Effect of Myocardial Viability, Percutaneous Coronary Intervention, and Functional Recovery on Clinical Outcomes in the REVIVED-BCIS-2 Randomized Trial—Coverage of ACC.23 | SCAI

Why is this study important?

  • Primary results of this RCT, released last summer, showed that revascularization with PCI + OMT did not reduce rates of death or hospitalization for heart failure, or improve LV function after 6 months, compared with OMT alone among patients with CAD and LVEF ≤35%.
  • This follow-up sub-study found that the extent of underlying myocardial viability didn’t matter: even those with extensive myocardial dysfunctional and viability did not have better outcomes with PCI + OMT compared with OMT alone.  Extent of myocardial scar (as % of LV) correlated with reduced likelihood of ventricular recovery in both treatment groups, and improved LV recovery was linked to better outcomes. 

What question was this study supposed to answer? 

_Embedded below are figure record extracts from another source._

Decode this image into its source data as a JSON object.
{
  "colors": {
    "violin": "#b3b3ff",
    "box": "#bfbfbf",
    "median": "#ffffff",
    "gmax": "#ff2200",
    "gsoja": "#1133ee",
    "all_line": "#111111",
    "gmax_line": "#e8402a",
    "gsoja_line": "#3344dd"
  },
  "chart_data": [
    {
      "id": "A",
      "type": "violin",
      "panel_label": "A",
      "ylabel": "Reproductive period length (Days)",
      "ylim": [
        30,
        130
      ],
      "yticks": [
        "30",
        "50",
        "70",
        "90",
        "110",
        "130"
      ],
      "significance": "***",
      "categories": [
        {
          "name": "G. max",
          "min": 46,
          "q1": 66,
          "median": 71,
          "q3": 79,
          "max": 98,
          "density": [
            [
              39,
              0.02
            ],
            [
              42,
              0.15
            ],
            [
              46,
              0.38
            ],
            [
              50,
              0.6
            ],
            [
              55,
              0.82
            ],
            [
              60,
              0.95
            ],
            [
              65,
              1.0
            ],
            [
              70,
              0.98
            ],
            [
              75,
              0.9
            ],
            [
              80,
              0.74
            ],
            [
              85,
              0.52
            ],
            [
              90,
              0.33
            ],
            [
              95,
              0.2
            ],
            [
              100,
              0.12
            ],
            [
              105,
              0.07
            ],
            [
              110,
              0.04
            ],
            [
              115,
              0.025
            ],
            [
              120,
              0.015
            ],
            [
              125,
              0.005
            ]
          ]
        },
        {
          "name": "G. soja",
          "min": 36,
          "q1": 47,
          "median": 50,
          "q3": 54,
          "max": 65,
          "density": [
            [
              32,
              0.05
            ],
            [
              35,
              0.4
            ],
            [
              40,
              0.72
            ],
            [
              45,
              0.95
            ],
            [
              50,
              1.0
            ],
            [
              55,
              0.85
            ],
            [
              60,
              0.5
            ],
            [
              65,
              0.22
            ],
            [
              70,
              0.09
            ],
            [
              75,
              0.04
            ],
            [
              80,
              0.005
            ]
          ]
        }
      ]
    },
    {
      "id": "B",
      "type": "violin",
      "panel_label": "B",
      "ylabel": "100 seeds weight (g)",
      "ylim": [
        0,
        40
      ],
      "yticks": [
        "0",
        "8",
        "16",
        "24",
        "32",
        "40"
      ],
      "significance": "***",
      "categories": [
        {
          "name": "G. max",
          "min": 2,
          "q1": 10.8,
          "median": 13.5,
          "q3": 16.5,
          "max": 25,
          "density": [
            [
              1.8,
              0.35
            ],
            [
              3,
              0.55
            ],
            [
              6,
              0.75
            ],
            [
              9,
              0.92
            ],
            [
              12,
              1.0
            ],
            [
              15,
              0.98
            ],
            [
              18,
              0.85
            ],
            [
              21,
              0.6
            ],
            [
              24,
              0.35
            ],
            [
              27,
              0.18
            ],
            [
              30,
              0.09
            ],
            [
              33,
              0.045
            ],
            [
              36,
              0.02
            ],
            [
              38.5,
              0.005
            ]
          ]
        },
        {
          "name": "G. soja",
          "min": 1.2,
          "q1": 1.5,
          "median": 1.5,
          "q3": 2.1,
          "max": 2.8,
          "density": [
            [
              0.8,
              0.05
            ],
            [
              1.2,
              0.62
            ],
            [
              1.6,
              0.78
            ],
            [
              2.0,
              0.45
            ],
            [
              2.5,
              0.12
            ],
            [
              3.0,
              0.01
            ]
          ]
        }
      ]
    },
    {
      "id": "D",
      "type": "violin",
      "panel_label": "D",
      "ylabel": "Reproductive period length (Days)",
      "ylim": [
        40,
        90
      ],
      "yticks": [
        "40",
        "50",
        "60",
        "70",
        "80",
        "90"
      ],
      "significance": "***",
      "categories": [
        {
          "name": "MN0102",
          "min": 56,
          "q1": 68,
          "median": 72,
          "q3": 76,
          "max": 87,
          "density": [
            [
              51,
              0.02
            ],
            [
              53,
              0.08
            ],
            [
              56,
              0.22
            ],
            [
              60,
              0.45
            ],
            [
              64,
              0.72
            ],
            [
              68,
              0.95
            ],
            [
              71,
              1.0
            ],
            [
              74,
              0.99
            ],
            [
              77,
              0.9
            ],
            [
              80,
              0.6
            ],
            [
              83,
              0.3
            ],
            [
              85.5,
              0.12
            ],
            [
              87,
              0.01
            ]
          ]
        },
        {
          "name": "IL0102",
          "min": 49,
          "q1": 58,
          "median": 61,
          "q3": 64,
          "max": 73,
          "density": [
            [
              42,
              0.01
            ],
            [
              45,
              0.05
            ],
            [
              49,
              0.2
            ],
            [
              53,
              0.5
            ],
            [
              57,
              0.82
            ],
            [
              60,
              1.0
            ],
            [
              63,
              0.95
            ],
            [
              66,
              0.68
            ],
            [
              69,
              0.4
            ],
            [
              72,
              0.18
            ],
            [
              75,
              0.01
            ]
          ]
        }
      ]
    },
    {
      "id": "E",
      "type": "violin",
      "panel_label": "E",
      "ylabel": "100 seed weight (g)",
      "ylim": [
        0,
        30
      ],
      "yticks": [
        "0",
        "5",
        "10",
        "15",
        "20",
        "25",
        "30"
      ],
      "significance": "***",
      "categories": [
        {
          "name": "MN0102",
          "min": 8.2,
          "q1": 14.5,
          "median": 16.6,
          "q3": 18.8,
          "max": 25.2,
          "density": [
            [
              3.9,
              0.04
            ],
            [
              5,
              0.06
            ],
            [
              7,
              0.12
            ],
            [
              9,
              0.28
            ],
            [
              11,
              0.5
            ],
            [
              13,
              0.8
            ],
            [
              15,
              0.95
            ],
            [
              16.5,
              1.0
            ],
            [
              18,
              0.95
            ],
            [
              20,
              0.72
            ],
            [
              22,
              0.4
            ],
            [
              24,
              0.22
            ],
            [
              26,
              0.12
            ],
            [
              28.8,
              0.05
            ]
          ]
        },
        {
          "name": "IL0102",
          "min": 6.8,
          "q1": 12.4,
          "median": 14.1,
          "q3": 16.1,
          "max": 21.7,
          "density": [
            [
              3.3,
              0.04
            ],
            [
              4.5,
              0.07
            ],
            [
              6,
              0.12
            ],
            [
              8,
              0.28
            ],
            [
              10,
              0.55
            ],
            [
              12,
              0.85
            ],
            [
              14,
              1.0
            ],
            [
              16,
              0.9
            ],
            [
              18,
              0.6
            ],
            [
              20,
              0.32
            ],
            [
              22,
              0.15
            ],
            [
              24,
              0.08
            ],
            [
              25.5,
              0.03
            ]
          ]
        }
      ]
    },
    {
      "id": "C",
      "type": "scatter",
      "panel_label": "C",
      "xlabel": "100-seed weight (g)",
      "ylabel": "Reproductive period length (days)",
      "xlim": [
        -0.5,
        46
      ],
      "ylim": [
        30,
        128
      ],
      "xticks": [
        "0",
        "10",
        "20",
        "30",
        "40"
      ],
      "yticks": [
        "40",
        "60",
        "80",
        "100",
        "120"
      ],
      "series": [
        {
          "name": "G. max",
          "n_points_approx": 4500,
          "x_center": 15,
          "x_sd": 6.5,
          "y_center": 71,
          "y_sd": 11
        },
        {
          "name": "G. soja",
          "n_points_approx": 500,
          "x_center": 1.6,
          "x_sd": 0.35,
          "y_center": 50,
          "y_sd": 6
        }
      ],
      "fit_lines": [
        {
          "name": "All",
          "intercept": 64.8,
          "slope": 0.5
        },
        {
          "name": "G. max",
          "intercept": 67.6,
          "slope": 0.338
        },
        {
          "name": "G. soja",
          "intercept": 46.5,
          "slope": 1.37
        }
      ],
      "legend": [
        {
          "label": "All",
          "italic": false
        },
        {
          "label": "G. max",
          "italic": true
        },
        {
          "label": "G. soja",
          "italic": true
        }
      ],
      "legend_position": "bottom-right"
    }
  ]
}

Other studies (notably the STICH RCT) found that revascularization with CABG + OMT reduced adverse event rates compared with OMT alone in low-LVEF patients when significant myocardial viability was present.  REVIVED-BCIS2 tested whether revascularization with PCI could achieve similar benefits. 

What did the study show?

700 patients with ischemic systolic dysfunction (LVEF ≤35%) were randomly assigned to PCI + OMT (n=347) or OMT alone (n=353). Primary outcome was all-cause death or hospitalization for heart failure.  At a median follow-up of 41 months, no difference in the primary outcome was observed (37.2% vs 38%, HR = 0.99, p=0.96). For this sub-study, patients were stratified by the extent of myocardial viability and by extent of scar.  Analyses evaluated “All Viable Myocardium” patients which included patients with normal or abnormal wall motion plus viable myocardium, and “Dysfunctional-Viable Myocardium” patients which assessed just those with abnormal resting wall motion and underlying viability by cardiac MR (about 70% patients) or dobutamine stress echo. A marginal association between extent of viability and the primary outcome was found for the “All Viable” sub-group but not for the “Dysfunctional-Viable” sub-group.  Scar burden inversely correlated with the primary outcome.  The primary outcome was not impacted by treatment assignment when assess by tertile of viability or scar burden.  Left ventricular recovery at 6 months was significantly better for patients in the “All Viable” subgroup and significantly worse for those with large scar burden, regardless of treatment.  Better LV recovery was associated with significantly lower rates of the primary outcome.

This sub-study of the REVIVED-BCIS2 RCT is the largest yet to assess the impact of revascularization using PCI among patients with severe ischemic systolic dysfunction.  Unlike STICH, which found benefit with surgical revascularization when underlying myocardium was viable, results of REVIVED-BCIS2 found that revascularization using PCI did not improve outcomes in this population. The study was designed to find a 30% relative reduction in the primary outcome at p=0.05 significance and 85% power, there were no limiting recruitment issues, and blinded core labs were used for the MR and echo work, so the main study was well-designed and executed.  Power estimates were not shown for this sub-study, but certainly the power of observations for any sub-group is less than for the entire study population. Unfortunately, this sub-study did not integrate ischemia data: while viability is necessary if PCI is to help, dysfunctional but viable myocardium with adequate flow is still unlikely to benefit from PCI. Other factors that may have influenced the findings include the possibility of patient selection bias (e.g., patients with more severe disease, and therefore greatest potential for benefit with revascularization, may have been directed away from the trial and toward CABG), loss of 50 patients due to unacceptable viability study quality or patient drop out with somewhat more dropping out of the PCI + OMT treatment group (7% vs 4.5%), and the relatively small study size (roughly half the number of patients as in STICH).  Still, in current state, this study indicates that PCI should not be offered routinely to patients with stable ischemic cardiomyopathy with the intent to improve LV function, reduce risk of death or avoid hospitalization for heart failure.